I have only been to Arran twice before, many years ago: once on a school trip and more than 20 years ago when a friend’s husband was minister of the Church of Scotland at Shiskine. On neither visit did we go to Glen Rosa and as our holiday cottage is the last one before the tarred road ends at the campsite, it needed exploration. Because we did a fair bit of driving yesterday, walking was on the agenda for today. James being a morning person, had already walked the four miles into Brodick and back for the Sunday papers which do not arrive until 11am. I had a somewhat slower start but had the picnic ready for his return, so we set off. The campsite down by the river looks like a good one unless there has been a lot of rain and then there would be a risk of flooding.
The track turns down the side of a forest wild flowers on the verge. At this time of year there are celandines, violets and primroses and the gorse is in full bloom.
It passes a sheep dip and through a gate in the deer fence. There are many mounds in the glen formed by glacial moraine. Continuing there are good views of the granite mountains ahead: Beinn Nuis, Beinn Tarsuinn and the shoulder of Beinn a Chliabhain, Cir Mhor and eventually Goatfell appears.

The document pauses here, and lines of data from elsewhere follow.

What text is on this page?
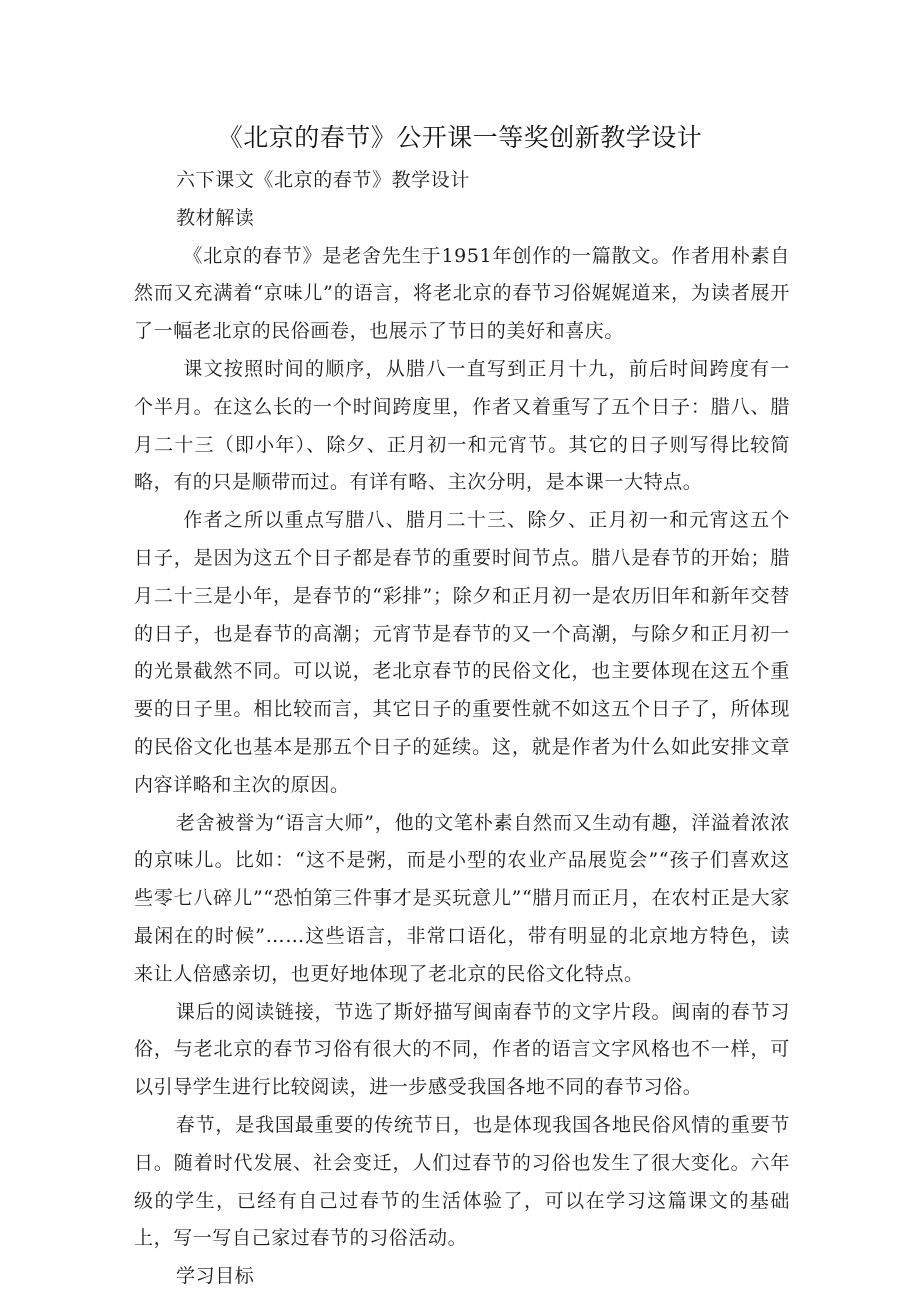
《北京的春节》公开课一等奖创新教学设计

六下课文《北京的春节》教学设计

教材解读

《北京的春节》是老舍先生于1951年创作的一篇散文。作者用朴素自然而又充满着“京味儿”的语言，将老北京的春节习俗娓娓道来，为读者展开了一幅老北京的民俗画卷，也展示了节日的美好和喜庆。

课文按照时间的顺序，从腊八一直写到正月十九，前后时间跨度有一个半月。在这么长的一个时间跨度里，作者又着重写了五个日子：腊八、腊月二十三（即小年）、除夕、正月初一和元宵节。其它的日子则写得比较简略，有的只是顺带而过。有详有略、主次分明，是本课一大特点。

作者之所以重点写腊八、腊月二十三、除夕、正月初一和元宵这五个日子，是因为这五个日子都是春节的重要时间节点。腊八是春节的开始；腊月二十三是小年，是春节的“彩排”；除夕和正月初一是农历旧年和新年交替的日子，也是春节的高潮；元宵节是春节的又一个高潮，与除夕和正月初一的光景截然不同。可以说，老北京春节的民俗文化，也主要体现在这五个重要的日子里。相比较而言，其它日子的重要性就不如这五个日子了，所体现的民俗文化也基本是那五个日子的延续。这，就是作者为什么如此安排文章内容详略和主次的原因。

老舍被誉为“语言大师”，他的文笔朴素自然而又生动有趣，洋溢着浓浓的京味儿。比如：“这不是粥，而是小型的农业产品展览会”“孩子们喜欢这些零七八碎儿”“恐怕第三件事才是买玩意儿”“腊月而正月，在农村正是大家最闲在的时候”……这些语言，非常口语化，带有明显的北京地方特色，读来让人倍感亲切，也更好地体现了老北京的民俗文化特点。

课后的阅读链接，节选了斯妤描写闽南春节的文字片段。闽南的春节习俗，与老北京的春节习俗有很大的不同，作者的语言文字风格也不一样，可以引导学生进行比较阅读，进一步感受我国各地不同的春节习俗。

春节，是我国最重要的传统节日，也是体现我国各地民俗风情的重要节日。随着时代发展、社会变迁，人们过春节的习俗也发生了很大变化。六年级的学生，已经有自己过春节的生活体验了，可以在学习这篇课文的基础上，写一写自己家过春节的习俗活动。

学习目标
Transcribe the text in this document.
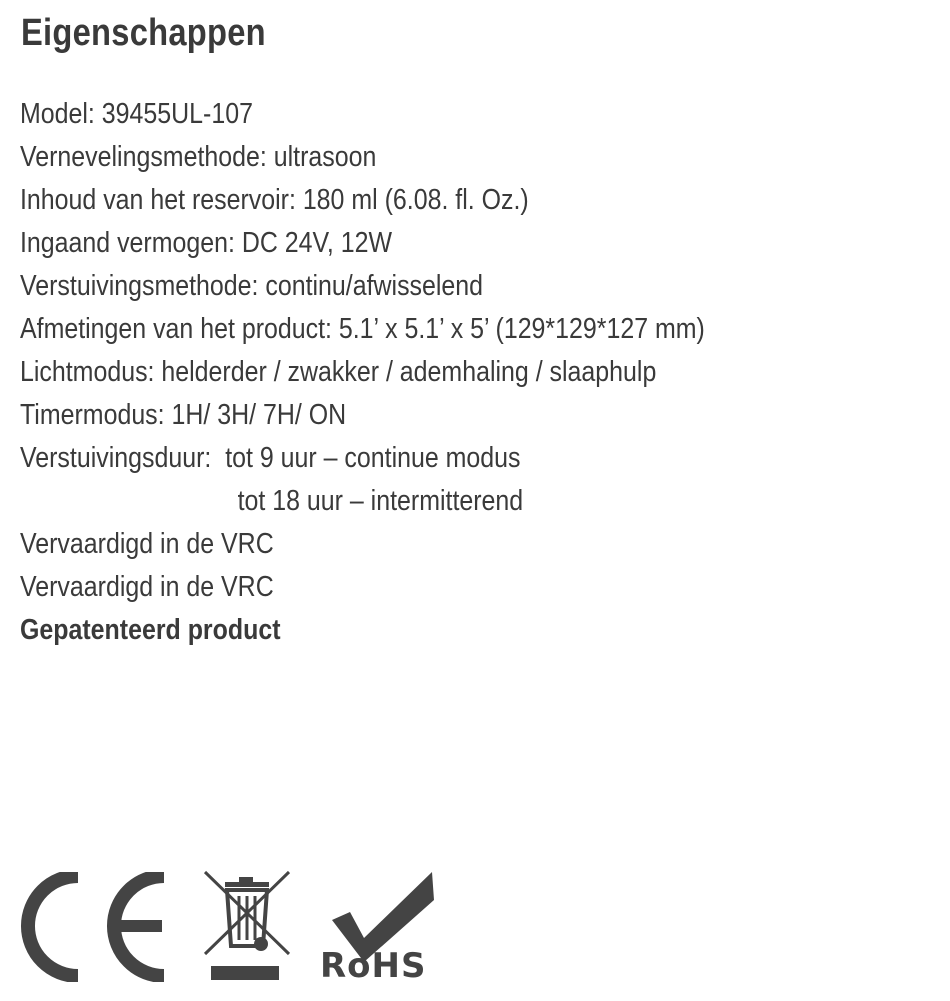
Eigenschappen
Model: 39455UL-107
Vernevelingsmethode: ultrasoon
Inhoud van het reservoir: 180 ml (6.08. fl. Oz.)
Ingaand vermogen: DC 24V, 12W
Verstuivingsmethode: continu/afwisselend
Afmetingen van het product: 5.1’ x 5.1’ x 5’ (129*129*127 mm)
Lichtmodus: helderder / zwakker / ademhaling / slaaphulp
Timermodus: 1H/ 3H/ 7H/ ON
Verstuivingsduur: tot 9 uur – continue modus
tot 18 uur – intermitterend
Vervaardigd in de VRC
Vervaardigd in de VRC
Gepatenteerd product
RoHS
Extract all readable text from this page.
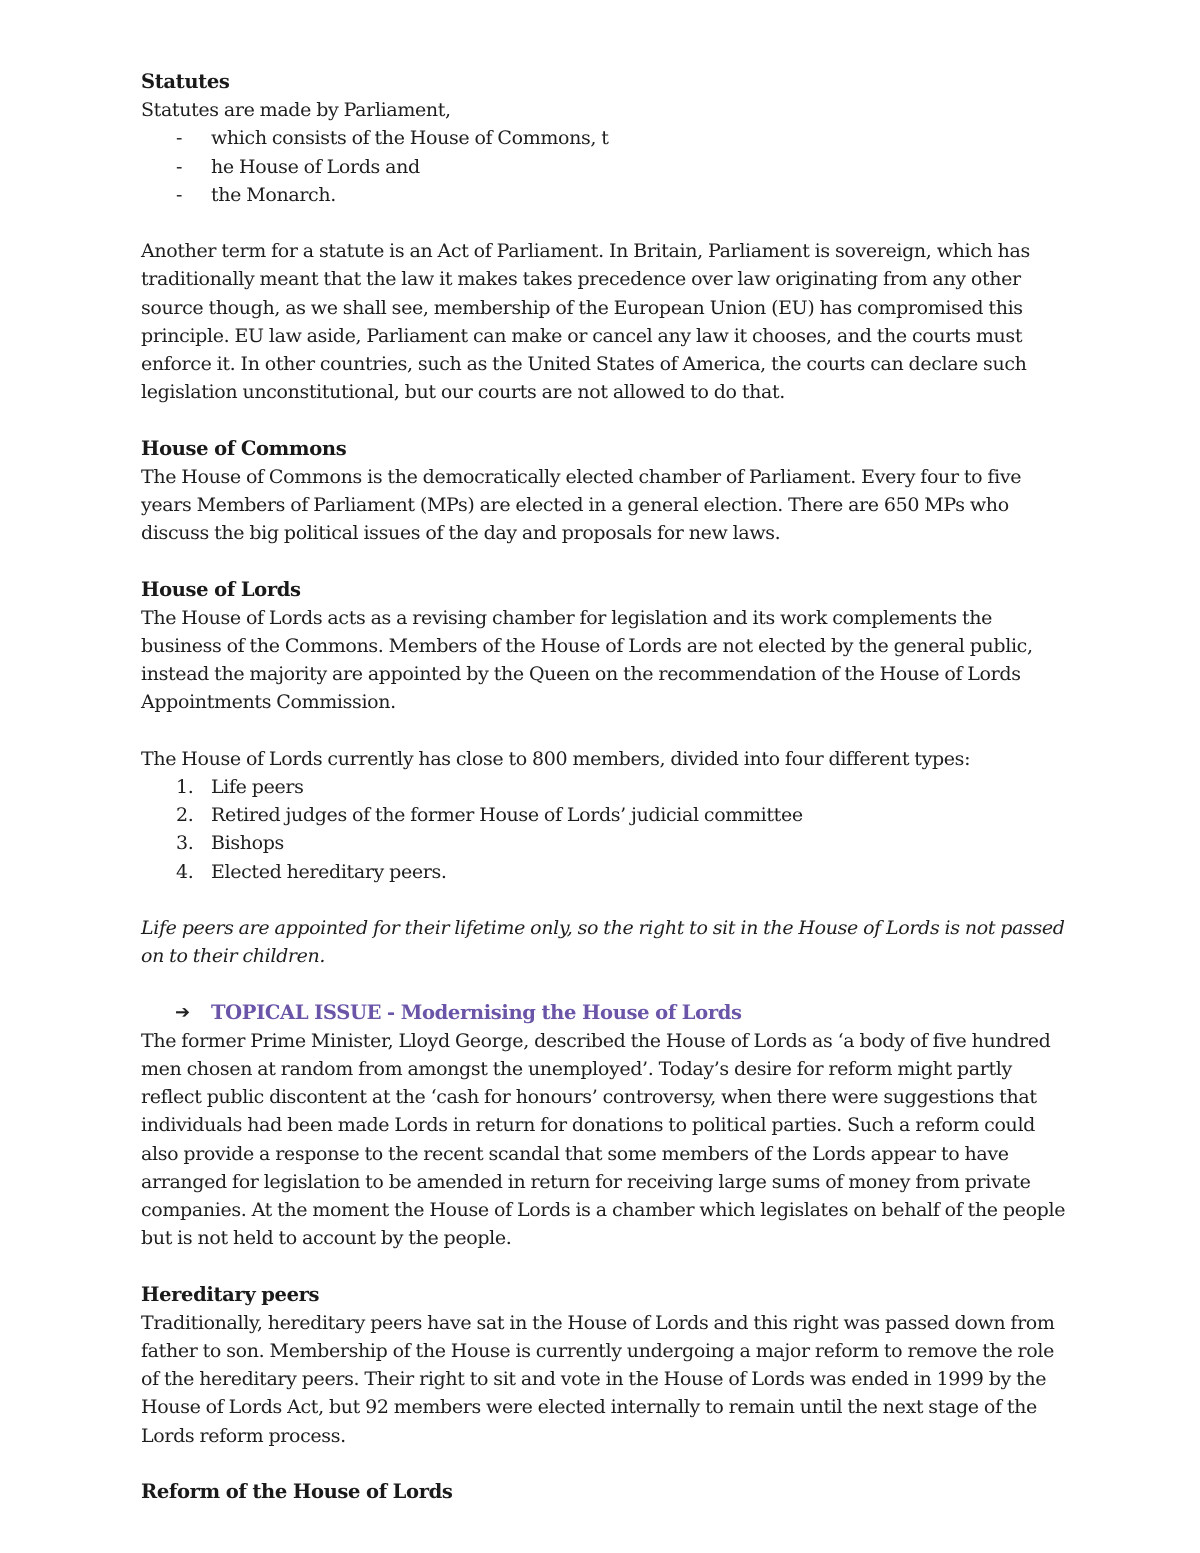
Statutes

Statutes are made by Parliament,

- which consists of the House of Commons, t
- he House of Lords and
- the Monarch.

Another term for a statute is an Act of Parliament. In Britain, Parliament is sovereign, which has traditionally meant that the law it makes takes precedence over law originating from any other source though, as we shall see, membership of the European Union (EU) has compromised this principle. EU law aside, Parliament can make or cancel any law it chooses, and the courts must enforce it. In other countries, such as the United States of America, the courts can declare such legislation unconstitutional, but our courts are not allowed to do that.

House of Commons

The House of Commons is the democratically elected chamber of Parliament. Every four to five years Members of Parliament (MPs) are elected in a general election. There are 650 MPs who discuss the big political issues of the day and proposals for new laws.

House of Lords

The House of Lords acts as a revising chamber for legislation and its work complements the business of the Commons. Members of the House of Lords are not elected by the general public, instead the majority are appointed by the Queen on the recommendation of the House of Lords Appointments Commission.

The House of Lords currently has close to 800 members, divided into four different types:

1. Life peers
2. Retired judges of the former House of Lords’ judicial committee
3. Bishops
4. Elected hereditary peers.

Life peers are appointed for their lifetime only, so the right to sit in the House of Lords is not passed on to their children.

➔ TOPICAL ISSUE - Modernising the House of Lords

The former Prime Minister, Lloyd George, described the House of Lords as ‘a body of five hundred men chosen at random from amongst the unemployed’. Today’s desire for reform might partly reflect public discontent at the ‘cash for honours’ controversy, when there were suggestions that individuals had been made Lords in return for donations to political parties. Such a reform could also provide a response to the recent scandal that some members of the Lords appear to have arranged for legislation to be amended in return for receiving large sums of money from private companies. At the moment the House of Lords is a chamber which legislates on behalf of the people but is not held to account by the people.

Hereditary peers

Traditionally, hereditary peers have sat in the House of Lords and this right was passed down from father to son. Membership of the House is currently undergoing a major reform to remove the role of the hereditary peers. Their right to sit and vote in the House of Lords was ended in 1999 by the House of Lords Act, but 92 members were elected internally to remain until the next stage of the Lords reform process.

Reform of the House of Lords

The Garbh Allt burn descends via a small waterfall to meet the Glenrosa Water and the path crosses it via a footbridge. The rocks were a good place to have our picnic. There are various options to continue walking if you wish. Turn up by the burn, past the dam and then up the slope to the summit of Beinn Nuis which is scattered with the remnants of Second World War planes that crashed on the hill. Alternatively, you can continue up Glen Rosa, over the Saddle of Goatfell and descend to Sannox. There is even a circular walk from the Cladach visitors’ centre on Walk Highlands website http://www.walkhighlands.co.uk. We carried on for a while up the glen but as it had rained recently, it was becoming wetter underfoot (this part is renowned for being boggy) and we decided to return to the cottage for a lazy afternoon. On the way back, we heard a cuckoo several times. At home we used to hear them every April but not for the last few years. We also heard several pheasants. The one that regularly visited our garden was found dead on the road, only recently having been killed just before we left. As we were going away, he was given to a neighbour who will have enjoyed eating him.